I've just posted this elsewhere:
I've just been to Germany and got some confusing results.
With HSPA enabled, mobile data worked but only sometimes, often stopping halfway through a transfer. Also the phone would go into a state where incoming calls or texts were not being received - until it was restarted.
Disabling HSPA gave me 100% reliable mobile data.
This is not a thorough test, being only over 2 days. But it is probably significant. Germany has a very fast HSPA - anything up to 10mbits/sec - and I suspect the HSPA bug has not been fixed. It is very likely that Nokia did some tinkering to make it less likely to crash the phone completely.
My 808 stopped doing the HSPA crash a few weeks ago, immediately following some Nokia update (which claimed to do the Gallery or something like that) and also following the installation (but subsequent switching off of) Mr Alshawavy's battery saver app.
I also saw the same thing a few weeks ago when I got the Telephony update together with the gallery update and maybe a few more. The phone became completely stable on 3G only, but not 3.5G because when I enabled HSPA right after the telephony update, the phone crashed within 5 minutes. So I turned off HSPA, and the phone has been completely stable to this day, so my conclusion was that the telephony update fixed the issue only on 3G and not 3.5G. Since April 24th, I turned on HSPA again immediately after installing the network compatibility fix (no restart required), and the phone has been wonderful so far on 3.5G.
Did you install the network compatibility fix update yet?
I see. Maybe the fix is not effective for all networks/locations.

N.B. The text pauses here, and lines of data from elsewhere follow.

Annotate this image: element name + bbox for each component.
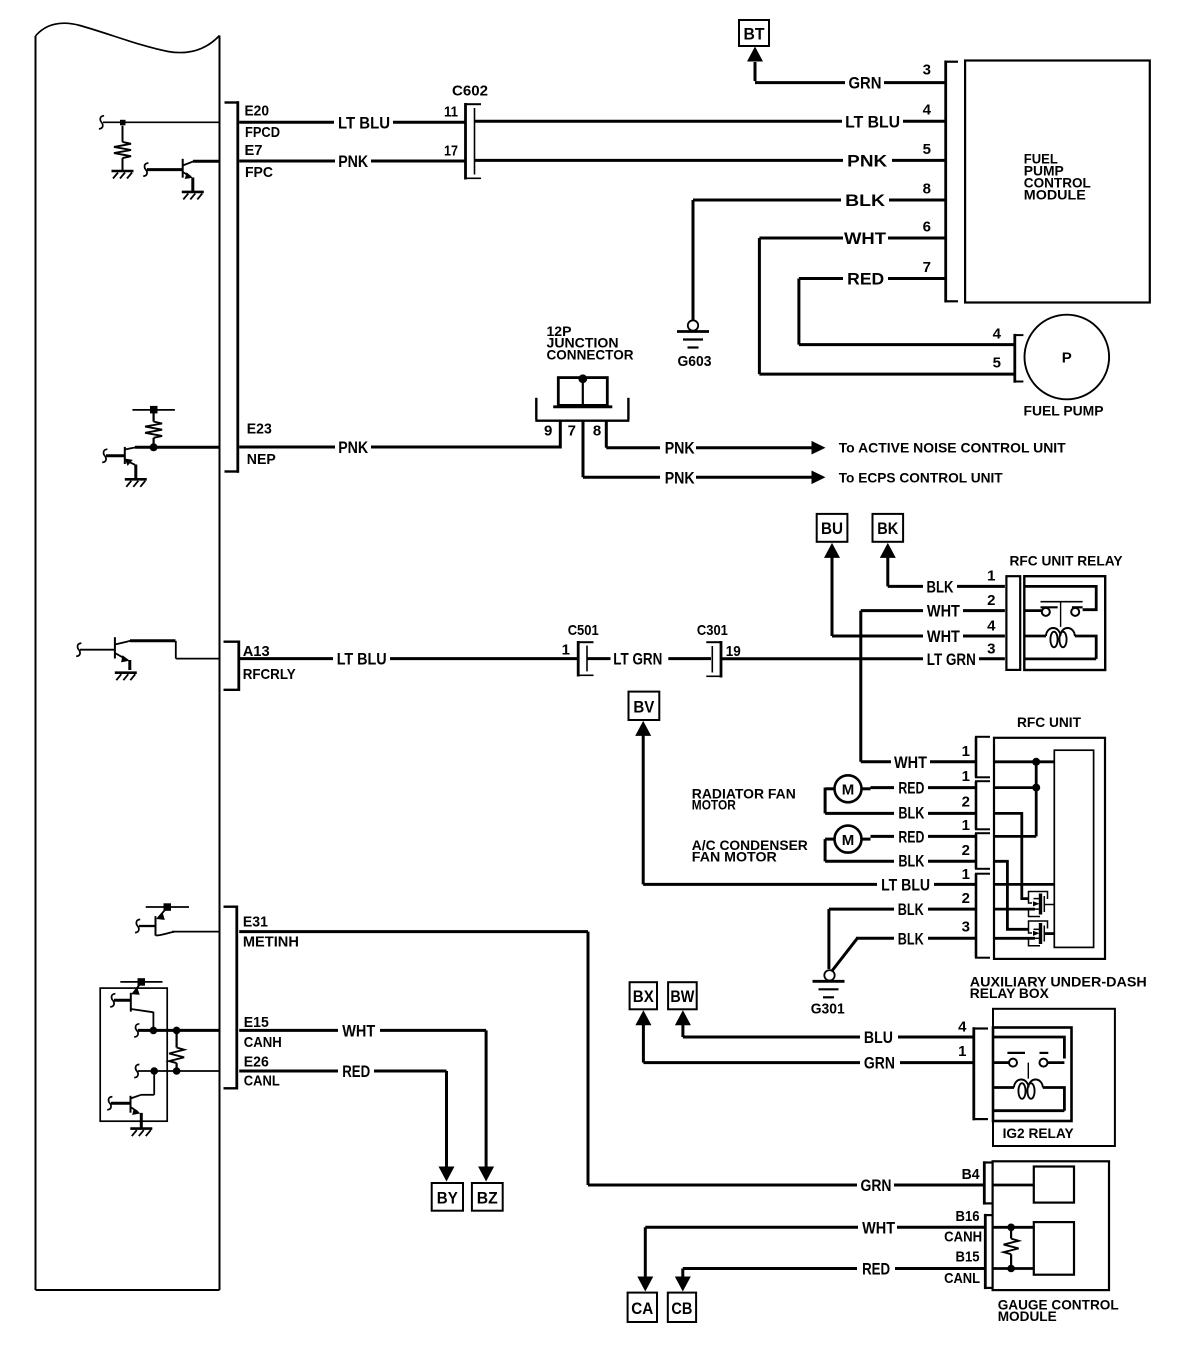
svg-text:7: 7: [923, 259, 931, 276]
svg-text:BY: BY: [437, 1189, 459, 1208]
svg-text:IG2 RELAY: IG2 RELAY: [1003, 1125, 1075, 1141]
svg-text:WHT: WHT: [862, 1218, 896, 1237]
transistor Q2 (NEP PNP): [106, 447, 136, 479]
RFC unit internal: row1 feed + dot: [994, 760, 1054, 763]
connector box BZ: [472, 1183, 503, 1211]
svg-text:BLK: BLK: [898, 929, 925, 948]
RFC relay internal: pin1 feed: [1024, 586, 1096, 609]
IG2 relay box: [993, 1028, 1072, 1122]
svg-text:17: 17: [444, 142, 458, 159]
RFC relay contact: [1041, 602, 1083, 627]
wire Q3 collector to A13 pin (stepped): [130, 641, 220, 659]
arrow to ECPS control unit: [812, 471, 826, 485]
wires WHT/RED inside gauge: [993, 1227, 1034, 1268]
svg-text:BZ: BZ: [477, 1189, 498, 1208]
wire GRN (BT to module pin 3): [755, 62, 945, 83]
svg-text:C301: C301: [697, 622, 728, 639]
svg-text:RED: RED: [847, 270, 884, 289]
connector box BT: [739, 20, 769, 46]
svg-text:PNK: PNK: [338, 152, 369, 171]
RFC relay internal: pin2 to contact: [1024, 609, 1041, 612]
svg-text:PNK: PNK: [665, 468, 696, 487]
gauge bracket B16/B15: [984, 1214, 992, 1289]
wire junction pin 7 PNK to ECPS: [583, 420, 814, 477]
ground (Q2 emitter): [125, 479, 147, 487]
svg-text:1: 1: [962, 817, 970, 834]
wire CANH internal: [138, 1029, 220, 1032]
wire E31 METINH long run to gauge B4: [239, 932, 984, 1185]
RFC unit box: [994, 738, 1105, 959]
connector box CA: [628, 1293, 657, 1322]
wire PNK (C602 to module): [475, 159, 945, 162]
svg-text:FPC: FPC: [245, 164, 273, 181]
svg-text:BLU: BLU: [864, 1028, 893, 1047]
svg-text:FUEL PUMP: FUEL PUMP: [1024, 403, 1104, 419]
RFC unit internal: row7 to mosfet1: [994, 908, 1035, 911]
IG2 relay internal: bottom row: [993, 1109, 1064, 1112]
wire WHT (to gauge B16 + down to CA): [645, 1227, 985, 1287]
ground (Q1 emitter): [182, 192, 204, 200]
RFC unit internal: row6 to module: [994, 883, 1054, 886]
svg-text:WHT: WHT: [844, 229, 887, 248]
gauge control module box: [993, 1161, 1109, 1290]
svg-text:8: 8: [593, 423, 601, 440]
svg-text:B16: B16: [956, 1208, 980, 1225]
IG2 relay contact: [1007, 1053, 1048, 1079]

But my phone was excellent for another day today!
Here is the result of my test so far on 3.5G (HSPA enabled). My phone crashed on day 11 after installation of the 3G network compatibility fix update.
So I can confirm that while this update has not completely fixed the bug, it has made a significant improvement in the stability of the phone. I hope that this bug can eventually be fully resolved, but I'm very impressed by the 3G network compatibility fix.
Immediately after crashing, I turned off HSPA, and I'm currently testing the phone on 3G. I will report the results later.